Currently, the charity is running a clinical trial that is in a study phase of screening over 2000 patients for prostate cancer.  Dogs could become a second-line screening tool for detecting this form of cancer.  Prostate cancer carried some risks.  Firstly, taking a biopsy is very painful for the patient.  It can also cause an infection due to the high bacteria level near the prostate.  Using dogs to sniff urine samples in this case wouldn’t necessarily be conclusive diagnoses, but would allow the doctor to make a more informed decision about whether taking a biopsy is entirely necessary.

Dr. Guest, the founder of the charity had initially set up the cause to train Medical Detection Dogs, but one day, one of the assistance dogs jumped up at her, behaving in a strange manner.  This alerted the doctor to a cancerous tumor deep in her left breast.  The cancer was detected in the very early stages and was completely treatable.  This gave the doctor a reason to investigate the possibility that dogs could be used to detect cancer in patients who may be suffering from cancer.

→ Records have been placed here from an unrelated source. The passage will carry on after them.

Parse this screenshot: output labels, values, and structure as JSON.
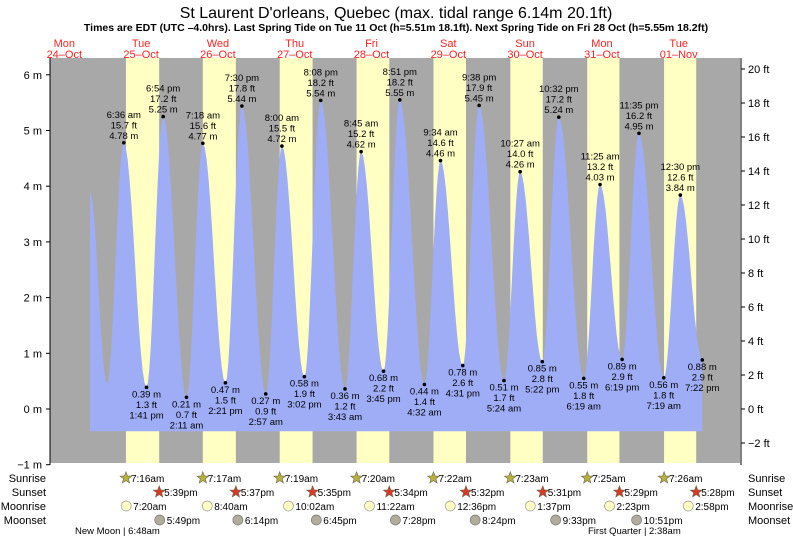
{
  "chart_data": {
    "type": "area",
    "title": "St Laurent D'orleans, Quebec (max. tidal range 6.14m 20.1ft)",
    "subtitle": "Times are EDT (UTC –4.0hrs). Last Spring Tide on Tue 11 Oct (h=5.51m 18.1ft). Next Spring Tide on Fri 28 Oct (h=5.55m 18.2ft)",
    "days": [
      {
        "dow": "Mon",
        "date": "24–Oct"
      },
      {
        "dow": "Tue",
        "date": "25–Oct"
      },
      {
        "dow": "Wed",
        "date": "26–Oct"
      },
      {
        "dow": "Thu",
        "date": "27–Oct"
      },
      {
        "dow": "Fri",
        "date": "28–Oct"
      },
      {
        "dow": "Sat",
        "date": "29–Oct"
      },
      {
        "dow": "Sun",
        "date": "30–Oct"
      },
      {
        "dow": "Mon",
        "date": "31–Oct"
      },
      {
        "dow": "Tue",
        "date": "01–Nov"
      }
    ],
    "y_left": {
      "ticks": [
        6,
        5,
        4,
        3,
        2,
        1,
        0,
        -1
      ],
      "unit": "m",
      "ylim": [
        -1,
        6.3
      ]
    },
    "y_right": {
      "ticks": [
        20,
        18,
        16,
        14,
        12,
        10,
        8,
        6,
        4,
        2,
        0,
        -2
      ],
      "unit": "ft"
    },
    "tides": [
      {
        "day": 1,
        "time": "6:36 am",
        "h": 4.78,
        "ft": "15.7 ft",
        "hi": true
      },
      {
        "day": 1,
        "time": "1:41 pm",
        "h": 0.39,
        "ft": "1.3 ft",
        "hi": false
      },
      {
        "day": 1,
        "time": "6:54 pm",
        "h": 5.25,
        "ft": "17.2 ft",
        "hi": true
      },
      {
        "day": 2,
        "time": "2:11 am",
        "h": 0.21,
        "ft": "0.7 ft",
        "hi": false
      },
      {
        "day": 2,
        "time": "7:18 am",
        "h": 4.77,
        "ft": "15.6 ft",
        "hi": true
      },
      {
        "day": 2,
        "time": "2:21 pm",
        "h": 0.47,
        "ft": "1.5 ft",
        "hi": false
      },
      {
        "day": 2,
        "time": "7:30 pm",
        "h": 5.44,
        "ft": "17.8 ft",
        "hi": true
      },
      {
        "day": 3,
        "time": "2:57 am",
        "h": 0.27,
        "ft": "0.9 ft",
        "hi": false
      },
      {
        "day": 3,
        "time": "8:00 am",
        "h": 4.72,
        "ft": "15.5 ft",
        "hi": true
      },
      {
        "day": 3,
        "time": "3:02 pm",
        "h": 0.58,
        "ft": "1.9 ft",
        "hi": false
      },
      {
        "day": 3,
        "time": "8:08 pm",
        "h": 5.54,
        "ft": "18.2 ft",
        "hi": true
      },
      {
        "day": 4,
        "time": "3:43 am",
        "h": 0.36,
        "ft": "1.2 ft",
        "hi": false
      },
      {
        "day": 4,
        "time": "8:45 am",
        "h": 4.62,
        "ft": "15.2 ft",
        "hi": true
      },
      {
        "day": 4,
        "time": "3:45 pm",
        "h": 0.68,
        "ft": "2.2 ft",
        "hi": false
      },
      {
        "day": 4,
        "time": "8:51 pm",
        "h": 5.55,
        "ft": "18.2 ft",
        "hi": true
      },
      {
        "day": 5,
        "time": "4:32 am",
        "h": 0.44,
        "ft": "1.4 ft",
        "hi": false
      },
      {
        "day": 5,
        "time": "9:34 am",
        "h": 4.46,
        "ft": "14.6 ft",
        "hi": true
      },
      {
        "day": 5,
        "time": "4:31 pm",
        "h": 0.78,
        "ft": "2.6 ft",
        "hi": false
      },
      {
        "day": 5,
        "time": "9:38 pm",
        "h": 5.45,
        "ft": "17.9 ft",
        "hi": true
      },
      {
        "day": 6,
        "time": "5:24 am",
        "h": 0.51,
        "ft": "1.7 ft",
        "hi": false
      },
      {
        "day": 6,
        "time": "10:27 am",
        "h": 4.26,
        "ft": "14.0 ft",
        "hi": true
      },
      {
        "day": 6,
        "time": "5:22 pm",
        "h": 0.85,
        "ft": "2.8 ft",
        "hi": false
      },
      {
        "day": 6,
        "time": "10:32 pm",
        "h": 5.24,
        "ft": "17.2 ft",
        "hi": true
      },
      {
        "day": 7,
        "time": "6:19 am",
        "h": 0.55,
        "ft": "1.8 ft",
        "hi": false
      },
      {
        "day": 7,
        "time": "11:25 am",
        "h": 4.03,
        "ft": "13.2 ft",
        "hi": true
      },
      {
        "day": 7,
        "time": "6:19 pm",
        "h": 0.89,
        "ft": "2.9 ft",
        "hi": false
      },
      {
        "day": 7,
        "time": "11:35 pm",
        "h": 4.95,
        "ft": "16.2 ft",
        "hi": true
      },
      {
        "day": 8,
        "time": "7:19 am",
        "h": 0.56,
        "ft": "1.8 ft",
        "hi": false
      },
      {
        "day": 8,
        "time": "12:30 pm",
        "h": 3.84,
        "ft": "12.6 ft",
        "hi": true
      },
      {
        "day": 8,
        "time": "7:22 pm",
        "h": 0.88,
        "ft": "2.9 ft",
        "hi": false
      }
    ],
    "sun": [
      {
        "day": 1,
        "rise": "7:16am",
        "set": "5:39pm"
      },
      {
        "day": 2,
        "rise": "7:17am",
        "set": "5:37pm"
      },
      {
        "day": 3,
        "rise": "7:19am",
        "set": "5:35pm"
      },
      {
        "day": 4,
        "rise": "7:20am",
        "set": "5:34pm"
      },
      {
        "day": 5,
        "rise": "7:22am",
        "set": "5:32pm"
      },
      {
        "day": 6,
        "rise": "7:23am",
        "set": "5:31pm"
      },
      {
        "day": 7,
        "rise": "7:25am",
        "set": "5:29pm"
      },
      {
        "day": 8,
        "rise": "7:26am",
        "set": "5:28pm"
      }
    ],
    "moonrise": [
      {
        "day": 1,
        "t": "7:20am"
      },
      {
        "day": 2,
        "t": "8:40am"
      },
      {
        "day": 3,
        "t": "10:02am"
      },
      {
        "day": 4,
        "t": "11:22am"
      },
      {
        "day": 5,
        "t": "12:36pm"
      },
      {
        "day": 6,
        "t": "1:37pm"
      },
      {
        "day": 7,
        "t": "2:23pm"
      },
      {
        "day": 8,
        "t": "2:58pm"
      }
    ],
    "moonset": [
      {
        "day": 1,
        "t": "5:49pm"
      },
      {
        "day": 2,
        "t": "6:14pm"
      },
      {
        "day": 3,
        "t": "6:45pm"
      },
      {
        "day": 4,
        "t": "7:28pm"
      },
      {
        "day": 5,
        "t": "8:24pm"
      },
      {
        "day": 6,
        "t": "9:33pm"
      },
      {
        "day": 7,
        "t": "10:51pm"
      }
    ],
    "row_labels": {
      "sunrise": "Sunrise",
      "sunset": "Sunset",
      "moonrise": "Moonrise",
      "moonset": "Moonset"
    },
    "phases": [
      {
        "text": "New Moon | 6:48am"
      },
      {
        "text": "First Quarter | 2:38am"
      }
    ],
    "colors": {
      "day": "#ffffc4",
      "night": "#a8a8a8",
      "tide": "#9fadf7",
      "label": "#ff2222"
    }
  }
}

A bio-detection room is at the heart of the charity’s headquarters.  This allows the dogs to work every day and helps them to hone their skills in accurately sniffing out cancer.  At the moment, the charity has 7 dogs that are allocated to breast cancer detection.  Only half of these dogs will be successful in being taken through to the study.  Each dog has 4 sessions a week with the trainer, who spends around 20 minutes with the dog during each session.  This form of one to one training ensures that the dogs can learn independently and free from distractions.  The dogs must go through the process of sniffing some breath sample strips during this session.  The breath samples are provided by Wycombe hospital and come from women who have had a breath sample taken as part of their testing procedure.

If the trials work and the dogs prove to be successful, then in the near future, we could see dogs and humans working together in the medical field to help save lives.